Benden bu balkabağına binmemi isteyip sizin de eskiden bir fare olduğunuzu söylemeyeceksiniz sanırım…? Söylemeyeceksiniz değil mi?...?...durun tahmin edeyim…bir de ayakkabımı kaybedeceğim değil mi??? Of ya of.. peki. Ama şunu bilmelisiniz söylediğiniz bu saçmalıkları çocuklar uyusun diye kabul ediyorum. Ve gece 24’ten sonra massive attack dinler paşa paşa iki sokak ötedeki taxi durağına giderim ve siz de gerçekten ortadan kaybolursunuz. Tamam?
-24’ten sonra diye bir şey yok küçük hanım..bu kapalı bir zaman eğrisi. Yani masallar…24’e kadar diyorsa 24’e kadardır.Yani öyle yazılmıştır. Siz hiç “.. ve kül kedisi sabahın 03’ünde taxi durağına ilerler…diyen bir masal duydunuz mu…çok saçma !
—sanırım anlatamadım. Bakın bi kez daha deneyeceğim. Birincisi burada ne işim olduğuna dair hakikaten bir fikrim yok. ikincisi masalınızla ilgilenmiyorum ve hakikaten gitmem gereken başka bir yer var ama yine de başta da dediğim gibi sizinle alakası yok ama çocuklar uyusun diye yani uyuyuncaya kadar..bakın bunu anlıyorsunuz değil mi? ÇO-CUK-LAR U-YU-YUN-CA-YA KA-DAR…!!! Sonra adios, Buenos noches…
-kabul ediyorum…böyle bir yaşantı bir prenses için bile sıkıcı olabilir. Üstelik masalınız “…….ve kül kedisi sabahın 03’ünde taxi durağına ilerler…” diye devam etmediği gibi….kesin ve net bir mutluluk cümlesiyle bitecek kadar sıkıcı ve gizemsizdir… “ve evlenir...mutlu olurlar…kül kedisi o ülkenin prensesi olur vs..vs..”
-ya ne saçmalıyorsunuz ya….bakın…halihazırda bir işim, sürdürmekte ve sürdürecek olduğum bi akademik kariyerim, daha önce verilmiş bir sözüm, deri çizmelerim var…şimdi siz benden bu halimle 24’e kadar, ve mütemadiyen cam ayakkabılarla ve kendi seçimini yıllarca yapamamış babasının yardımı olmaksızın eş seçemeyen sizin prens dediğiniz bir yarım akılı için “bu kapalı eğri-zamanınızda” kalmamı ve metrelerce kumaşların içinde ve renklerin ve kokuların…aptallığını gizlemeye çalışan diğer kadınların arasında balo salonundan süzülerek geçmemi bekliyorsunuz doğru anlamış mıyım?
-ııııı…buna yakın bişeyler….
-telefon etmek istiyorum.
-arayabileceğiniz kimse yok…üvey anneniz ve tabi üvey kız kardeşleriniz dışında..ha bir de neredeyse unutuyordum peri anneniz var…e o da telefon kullanmıyor sanırım.. bir zahmet biraz telepatik yollar deneyin küçük hanım…..
-tanrım çıldıracağım…nefes…alıyoruz..1…..nefes…doğru nefes tekniklerinin öfke kontrolüne yardımcı olacağı bilgisi…………………….hayır ya.hayır dayanamayacağım….bakın benim zaten bir annem var! ve benim annem bunu anlayabiliyor musunuz.
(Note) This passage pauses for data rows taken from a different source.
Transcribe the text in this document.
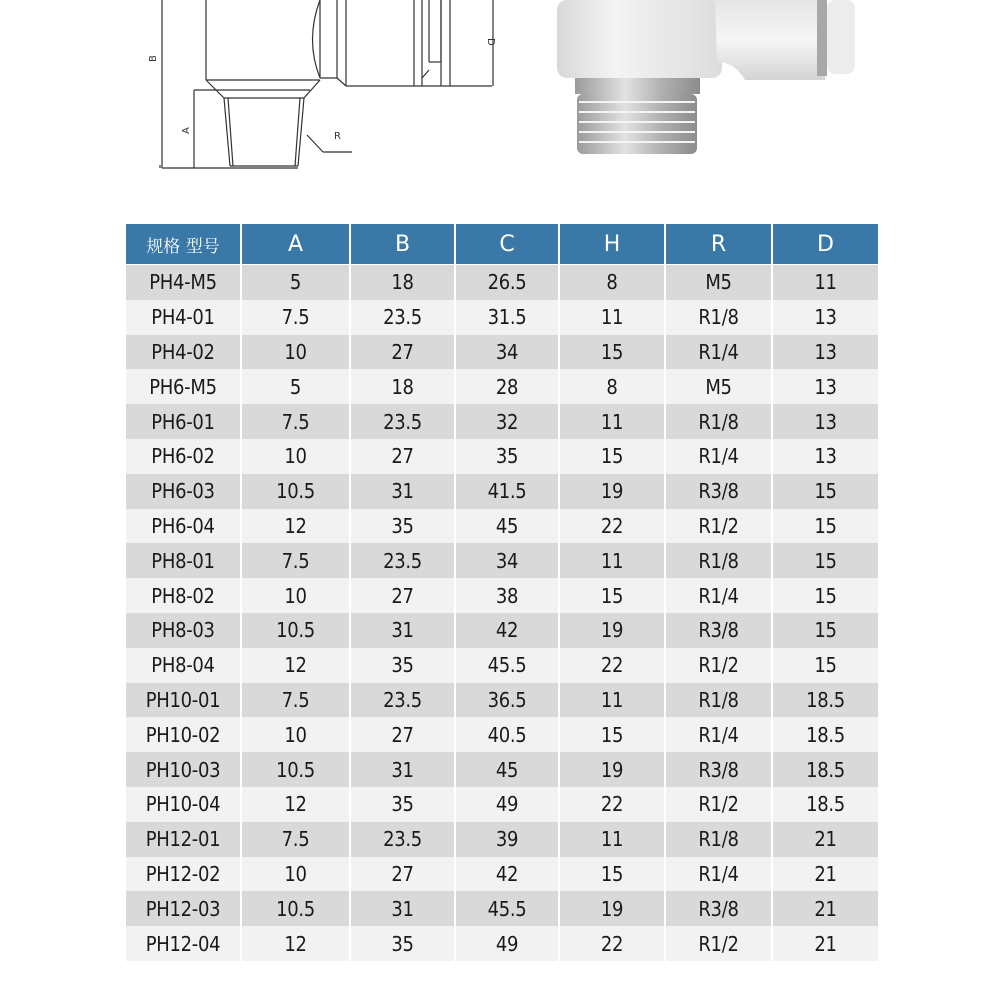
B
A
R
D
规格 型号	A	B	C	H	R	D
PH4-M5	5	18	26.5	8	M5	11
PH4-01	7.5	23.5	31.5	11	R1/8	13
PH4-02	10	27	34	15	R1/4	13
PH6-M5	5	18	28	8	M5	13
PH6-01	7.5	23.5	32	11	R1/8	13
PH6-02	10	27	35	15	R1/4	13
PH6-03	10.5	31	41.5	19	R3/8	15
PH6-04	12	35	45	22	R1/2	15
PH8-01	7.5	23.5	34	11	R1/8	15
PH8-02	10	27	38	15	R1/4	15
PH8-03	10.5	31	42	19	R3/8	15
PH8-04	12	35	45.5	22	R1/2	15
PH10-01	7.5	23.5	36.5	11	R1/8	18.5
PH10-02	10	27	40.5	15	R1/4	18.5
PH10-03	10.5	31	45	19	R3/8	18.5
PH10-04	12	35	49	22	R1/2	18.5
PH12-01	7.5	23.5	39	11	R1/8	21
PH12-02	10	27	42	15	R1/4	21
PH12-03	10.5	31	45.5	19	R3/8	21
PH12-04	12	35	49	22	R1/2	21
Ve bir kız kardeşim….üstelik şişko ve çirkin değil…ya…tanrım…peki şöyle yapsak..ben arkadaşlarımı bir arasam..hani belki böyle bir masalı devam ettirmek isteyen falan olur içlerinde…çağırırız gelirler.. bir bakarsınız…zorla değil ya..allahın emri peygamberin….prensle…of ya…
-hep böyle misiniz….bir prenses için biraz fazla agresif ve düşünceli…zamanla geçer herhalde….
—Zamanla derken?
-yani olaya bir de güzel yanından bakın…mesela hiç yaşlanmayacaksınız ve mutluluğu sonuyla sabitlenerek garanti altın alınmış bir evliliğiniz-hayatınız-masalınız olacak. Hı? Hep de olumsuz düşünülmez ki….
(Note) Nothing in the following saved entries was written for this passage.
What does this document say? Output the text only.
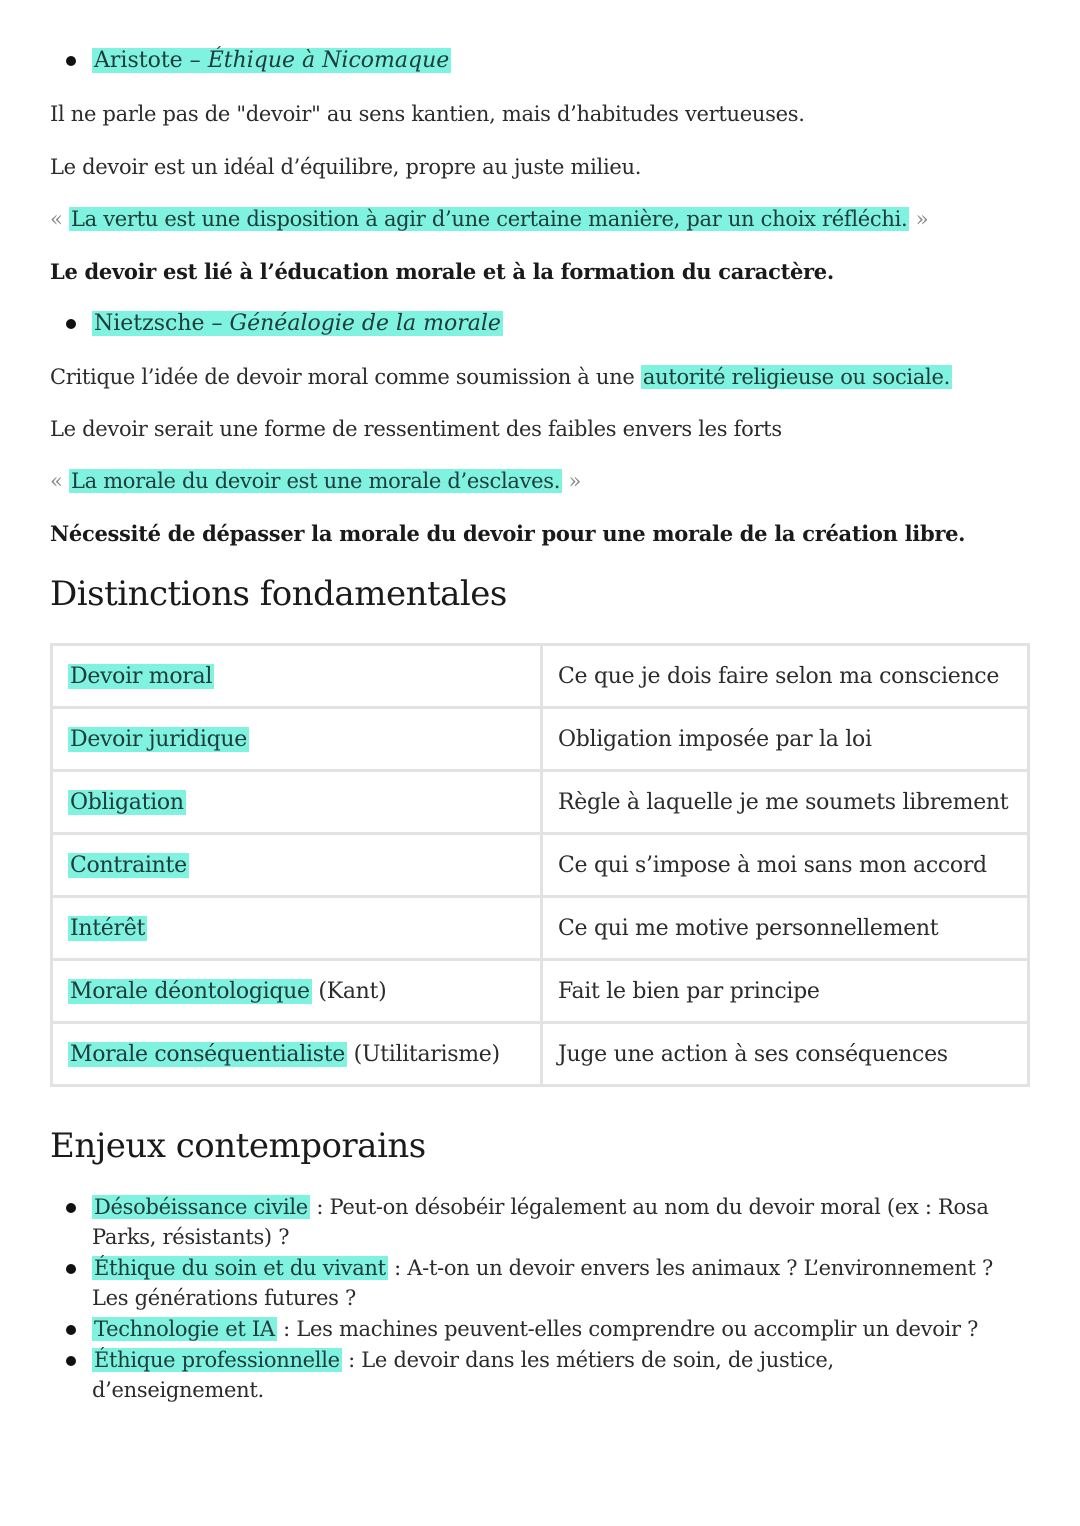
Aristote – Éthique à Nicomaque
Il ne parle pas de "devoir" au sens kantien, mais d’habitudes vertueuses.
Le devoir est un idéal d’équilibre, propre au juste milieu.
« La vertu est une disposition à agir d’une certaine manière, par un choix réfléchi. »
Le devoir est lié à l’éducation morale et à la formation du caractère.
Nietzsche – Généalogie de la morale
Critique l’idée de devoir moral comme soumission à une autorité religieuse ou sociale.
Le devoir serait une forme de ressentiment des faibles envers les forts
« La morale du devoir est une morale d’esclaves. »
Nécessité de dépasser la morale du devoir pour une morale de la création libre.
Distinctions fondamentales
Devoir moral	Ce que je dois faire selon ma conscience
Devoir juridique	Obligation imposée par la loi
Obligation	Règle à laquelle je me soumets librement
Contrainte	Ce qui s’impose à moi sans mon accord
Intérêt	Ce qui me motive personnellement
Morale déontologique (Kant)	Fait le bien par principe
Morale conséquentialiste (Utilitarisme)	Juge une action à ses conséquences
Enjeux contemporains
Désobéissance civile : Peut-on désobéir légalement au nom du devoir moral (ex : Rosa Parks, résistants) ?
Éthique du soin et du vivant : A-t-on un devoir envers les animaux ? L’environnement ? Les générations futures ?
Technologie et IA : Les machines peuvent-elles comprendre ou accomplir un devoir ?
Éthique professionnelle : Le devoir dans les métiers de soin, de justice, d’enseignement.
-Tanrım annemi istiyorum….
—evet, bak alışıyorsunuz… Biraz daha dileyin. Mutlaka gelecek peri anneniz… Azıcık da şu ocağın önünde küllerle poz verin. olacak işte. gerisi zaten akar gider.. balo..dans.ayakkabı.falan.üzülmeyin…ay bu kadar ayak diretenini de hiç görmedim…
—Çocuklar kaçta uyur?
-değişir…ama normalde 21:45te falan dişlerini fırçalayıp yataklarında olurlar…15-20dakika da masal sürer….onların soruları falan….nie prenses kaçtı? Prens ayakkabıyı kendi mi götürüyor......hımm….. bi bakalım….. 22:15te falan biter bu iş….
-hıh.işte ben de onu diyorum…..22:15’ten sonra ben de giderim….masal da biter..hı?
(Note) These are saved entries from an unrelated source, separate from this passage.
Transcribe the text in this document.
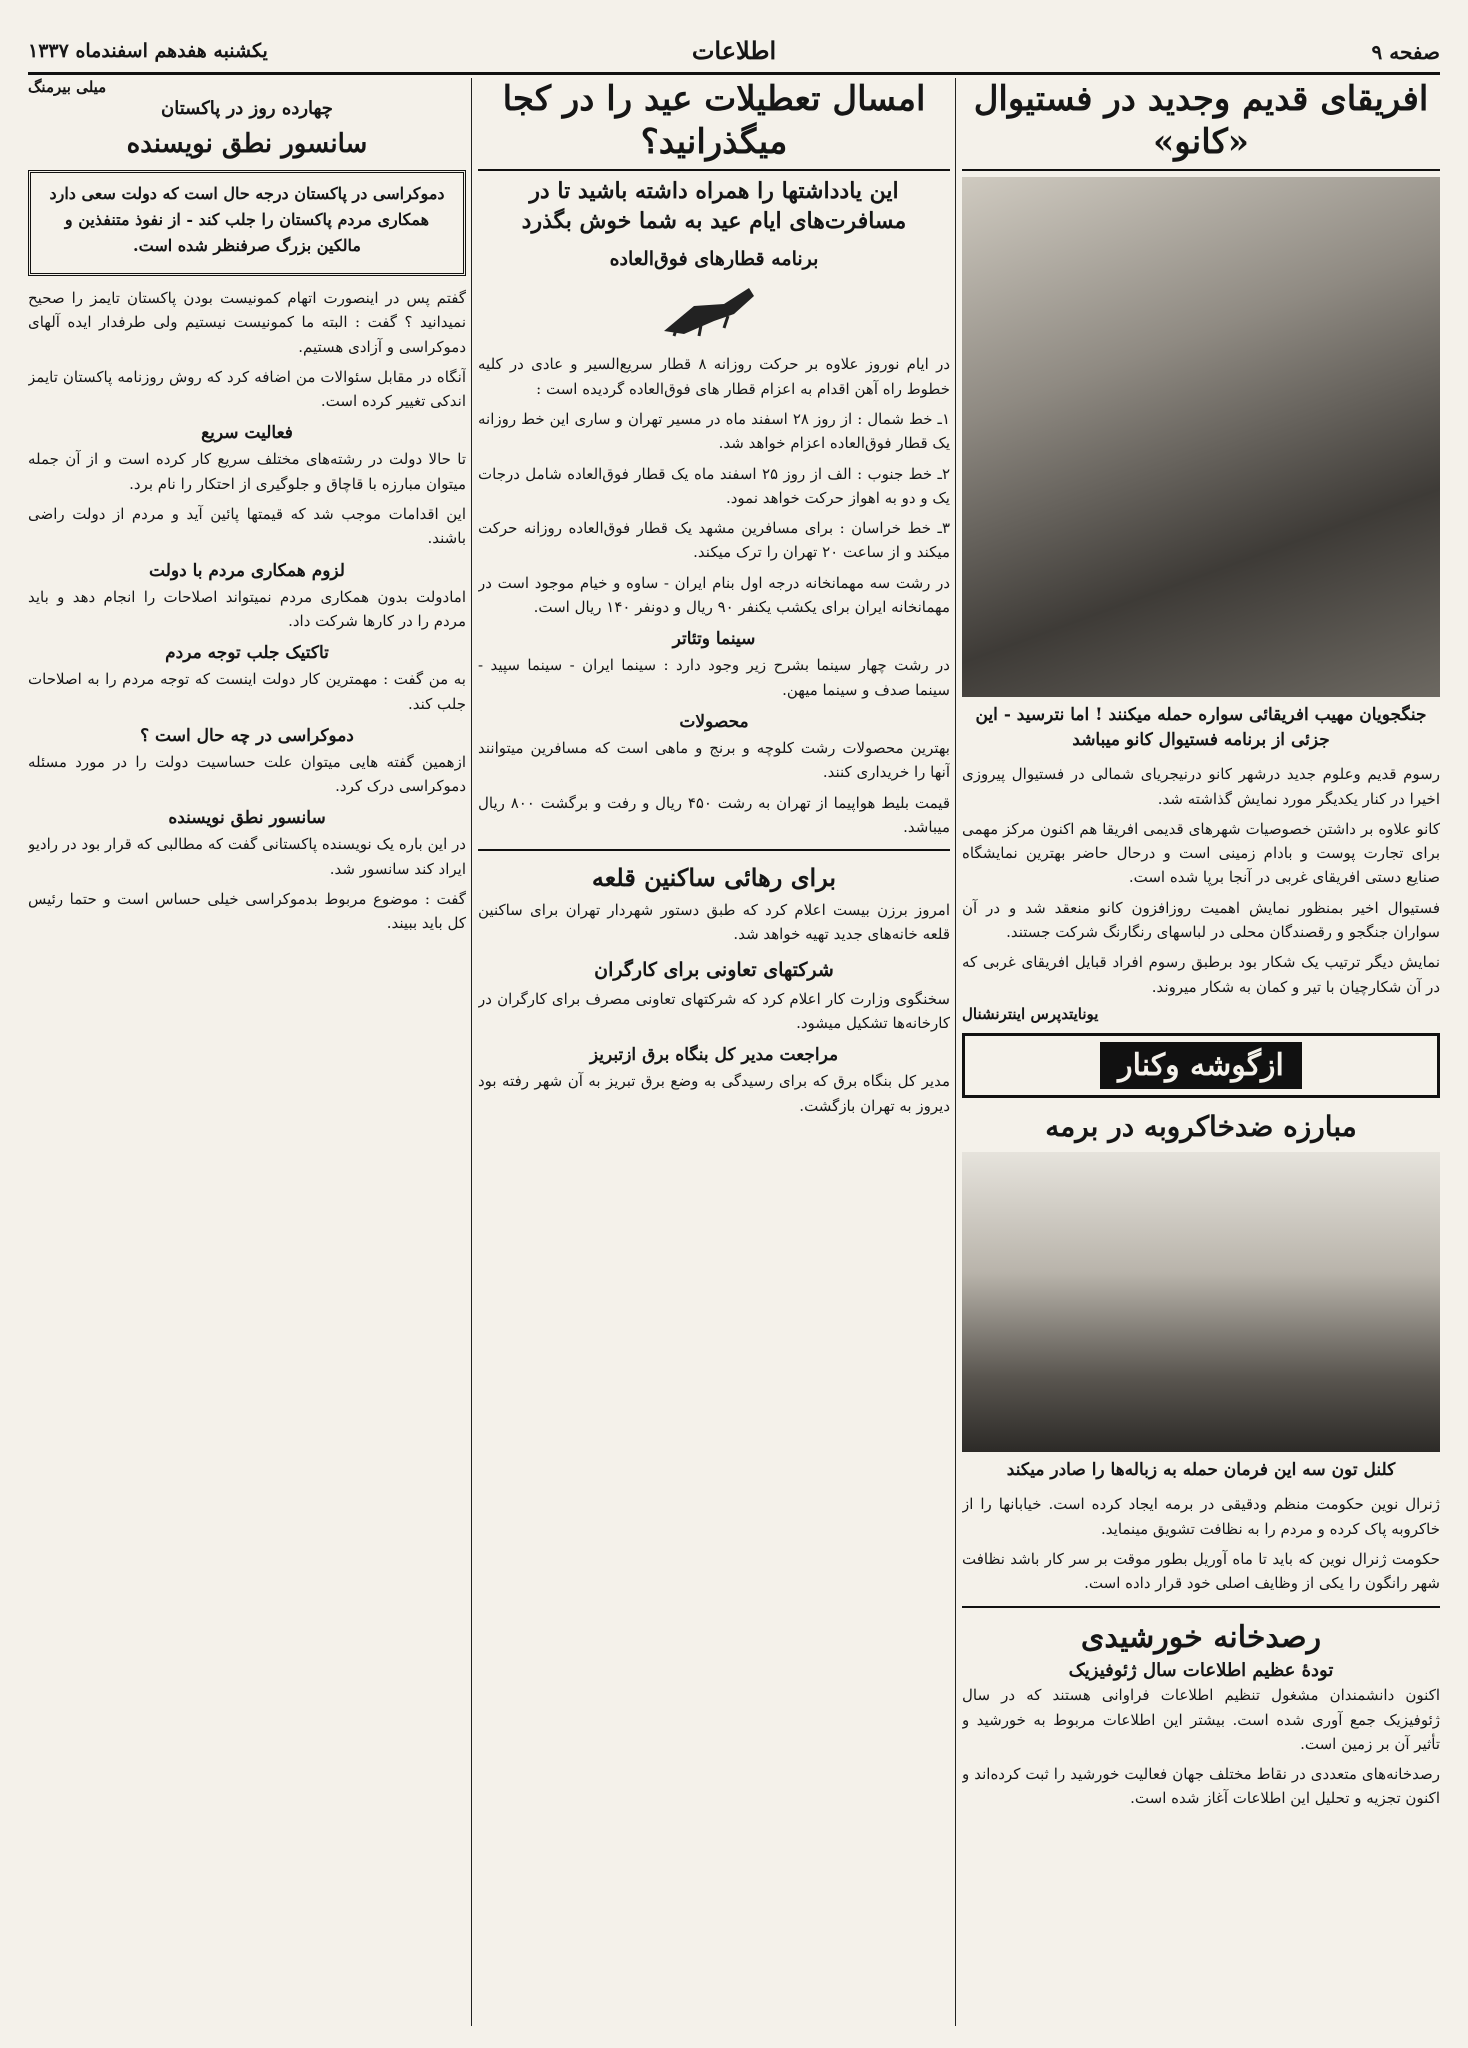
صفحه ۹
اطلاعات
یکشنبه هفدهم اسفندماه ۱۳۳۷
افریقای قدیم وجدید در فستیوال «کانو»
جنگجویان مهیب افریقائی سواره حمله میکنند ! اما نترسید - این جزئی از برنامه فستیوال کانو میباشد

رسوم قدیم وعلوم جدید درشهر کانو درنیجریای شمالی در فستیوال پیروزی اخیرا در کنار یکدیگر مورد نمایش گذاشته شد.

کانو علاوه بر داشتن خصوصیات شهرهای قدیمی افریقا هم اکنون مرکز مهمی برای تجارت پوست و بادام زمینی است و درحال حاضر بهترین نمایشگاه صنایع دستی افریقای غربی در آنجا برپا شده است.

فستیوال اخیر بمنظور نمایش اهمیت روزافزون کانو منعقد شد و در آن سواران جنگجو و رقصندگان محلی در لباسهای رنگارنگ شرکت جستند.

نمایش دیگر ترتیب یک شکار بود برطبق رسوم افراد قبایل افریقای غربی که در آن شکارچیان با تیر و کمان به شکار میروند.

یونایتدپرس اینترنشنال
ازگوشه وکنار
مبارزه ضدخاکروبه در برمه
کلنل تون سه این فرمان حمله به زباله‌ها را صادر میکند

ژنرال نوین حکومت منظم ودقیقی در برمه ایجاد کرده است. خیابانها را از خاکروبه پاک کرده و مردم را به نظافت تشویق مینماید.

حکومت ژنرال نوین که باید تا ماه آوریل بطور موقت بر سر کار باشد نظافت شهر رانگون را یکی از وظایف اصلی خود قرار داده است.

رصدخانه خورشیدی
تودهٔ عظیم اطلاعات سال ژئوفیزیک

اکنون دانشمندان مشغول تنظیم اطلاعات فراوانی هستند که در سال ژئوفیزیک جمع آوری شده است. بیشتر این اطلاعات مربوط به خورشید و تأثیر آن بر زمین است.

رصدخانه‌های متعددی در نقاط مختلف جهان فعالیت خورشید را ثبت کرده‌اند و اکنون تجزیه و تحلیل این اطلاعات آغاز شده است.

امسال تعطیلات عید را در کجا میگذرانید؟
این یادداشتها را همراه داشته باشید تا در مسافرت‌های ایام عید به شما خوش بگذرد
برنامه قطارهای فوق‌العاده

در ایام نوروز علاوه بر حرکت روزانه ۸ قطار سریع‌السیر و عادی در کلیه خطوط راه آهن اقدام به اعزام قطار های فوق‌العاده گردیده است :

۱ـ خط شمال : از روز ۲۸ اسفند ماه در مسیر تهران و ساری این خط روزانه یک قطار فوق‌العاده اعزام خواهد شد.

۲ـ خط جنوب : الف از روز ۲۵ اسفند ماه یک قطار فوق‌العاده شامل درجات یک و دو به اهواز حرکت خواهد نمود.

۳ـ خط خراسان : برای مسافرین مشهد یک قطار فوق‌العاده روزانه حرکت میکند و از ساعت ۲۰ تهران را ترک میکند.

در رشت سه مهمانخانه درجه اول بنام ایران - ساوه و خیام موجود است در مهمانخانه ایران برای یکشب یکنفر ۹۰ ریال و دونفر ۱۴۰ ریال است.

سینما وتئاتر

در رشت چهار سینما بشرح زیر وجود دارد : سینما ایران - سینما سپید - سینما صدف و سینما میهن.

محصولات

بهترین محصولات رشت کلوچه و برنج و ماهی است که مسافرین میتوانند آنها را خریداری کنند.

قیمت بلیط هواپیما از تهران به رشت ۴۵۰ ریال و رفت و برگشت ۸۰۰ ریال میباشد.

برای رهائی ساکنین قلعه

امروز برزن بیست اعلام کرد که طبق دستور شهردار تهران برای ساکنین قلعه خانه‌های جدید تهیه خواهد شد.

شرکتهای تعاونی برای کارگران

سخنگوی وزارت کار اعلام کرد که شرکتهای تعاونی مصرف برای کارگران در کارخانه‌ها تشکیل میشود.

مراجعت مدیر کل بنگاه برق ازتبریز

مدیر کل بنگاه برق که برای رسیدگی به وضع برق تبریز به آن شهر رفته بود دیروز به تهران بازگشت.

میلی بیرمنگ
چهارده روز در پاکستان
سانسور نطق نویسنده

دموکراسی در پاکستان درجه حال است که دولت سعی دارد همکاری مردم پاکستان را جلب کند - از نفوذ متنفذین و مالکین بزرگ صرفنظر شده است.

گفتم پس در اینصورت اتهام کمونیست بودن پاکستان تایمز را صحیح نمیدانید ؟ گفت : البته ما کمونیست نیستیم ولی طرفدار ایده آلهای دموکراسی و آزادی هستیم.

آنگاه در مقابل سئوالات من اضافه کرد که روش روزنامه پاکستان تایمز اندکی تغییر کرده است.

فعالیت سریع

تا حالا دولت در رشته‌های مختلف سریع کار کرده است و از آن جمله میتوان مبارزه با قاچاق و جلوگیری از احتکار را نام برد.

این اقدامات موجب شد که قیمتها پائین آید و مردم از دولت راضی باشند.

لزوم همکاری مردم با دولت

امادولت بدون همکاری مردم نمیتواند اصلاحات را انجام دهد و باید مردم را در کارها شرکت داد.

تاکتیک جلب توجه مردم

به من گفت : مهمترین کار دولت اینست که توجه مردم را به اصلاحات جلب کند.

دموکراسی در چه حال است ؟

ازهمین گفته هایی میتوان علت حساسیت دولت را در مورد مسئله دموکراسی درک کرد.

سانسور نطق نویسنده

در این باره یک نویسنده پاکستانی گفت که مطالبی که قرار بود در رادیو ایراد کند سانسور شد.

گفت : موضوع مربوط بدموکراسی خیلی حساس است و حتما رئیس کل باید ببیند.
-olur mu öyle şey ya…. ya çocuklar bir daha dinlemek isterse masalı. “üzgünüz aradığınız prensese şu an ulaşılamıyor mu” diyeceğiz…öte yandan hala anlamıyorsunuz…dünyanın her yerinde farklı zaman dilimlerinde var olabilmeniz için sizi bu kapalı zaman eğrisine hapsettiler…saat farkı olan masal diye bir şey var mı. Tabi ki. Yok.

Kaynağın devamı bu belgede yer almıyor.